Markets “In a Nutshell” for November 7, 2022
Investment Week at a Glance
Stocks finished lower for the week. The Dow Jones Industrial Average fell 1.40%, the S&P 500 was down 3.30%, and the NASDAQ fell 5.60%. Foreign stocks (MSCI EAFE) were also down, falling 1.00%. Bond prices were down for the week, with the 10-year U.S. Treasury ending the week at 4.16%. (Data source: Wall Street Journal)
Fed Raises Rates By 0.75%
As expected, the Federal Reserve once again raised rates by 0.75%, bringing the target rate to 3.75%-4.00%. As this hike was once again expected, the market had already priced this in and was more interested in Fed Chair Powell’s view on the current state of the economy and future rate hikes. Powell stated that while the next rate hike may be smaller than what we have recently seen, any talk about a pause in hiking rates is still premature. This makes it unlikely we see a pause this December or even in February next year for rate hikes. Back in September, the Fed had projected the peak rate would be around 4.6%, however with no sign of the Fed pausing rate hikes, the market has not priced at a peak of 5%-5.3% in the first half of 2023. Although the market has many other variables, the Fed and rates continue to be top of mind for investors.
There was also a jobs report last week that showed the labor market was still very strong.

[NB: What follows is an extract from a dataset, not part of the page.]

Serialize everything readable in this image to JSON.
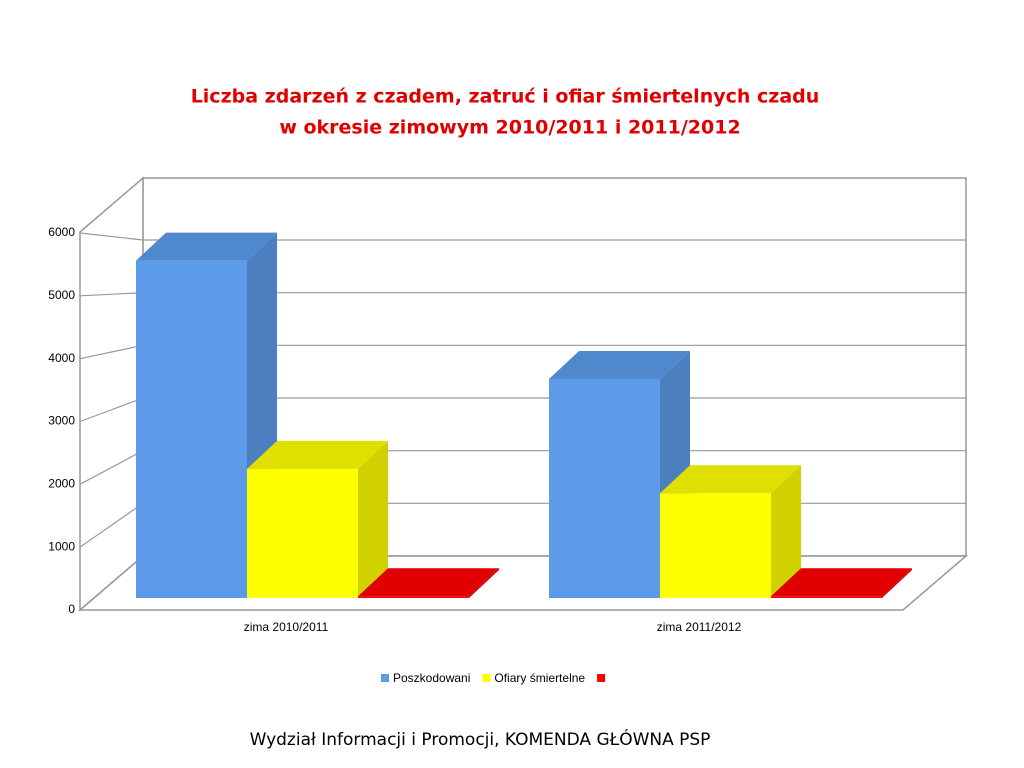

The number of jobs added increased by 261,000 compared to the estimates of 200,000. Unemployment did rise from 3.5% to 3.7% and we could continue to see higher unemployment as we move through this cycle of rate hikes. Another interesting data point was that wage inflation was 4.7% down from 5.0% the month before. This could be a sign of slowing inflation overall as wage increases cool off prices could continue to rise slower. While the Fed has been raising rates the whole year, it is important to remember these hikes won’t be seen in the economy right away. This decline in wage growth could be a sign that the rate hikes are beginning to do their job of slowing down the economy. The next CPI report will be released Thursday as investors will pay close attention to see if inflation is coming down.
What is the average S&P 500 return in the 12 months following midterm elections since 1950? (Scroll Down for Answer)
Have a Great Week!
4) 15%, Not only do markets tend to perform well after midterms, they also do the best when the one party does not control all 3 branches.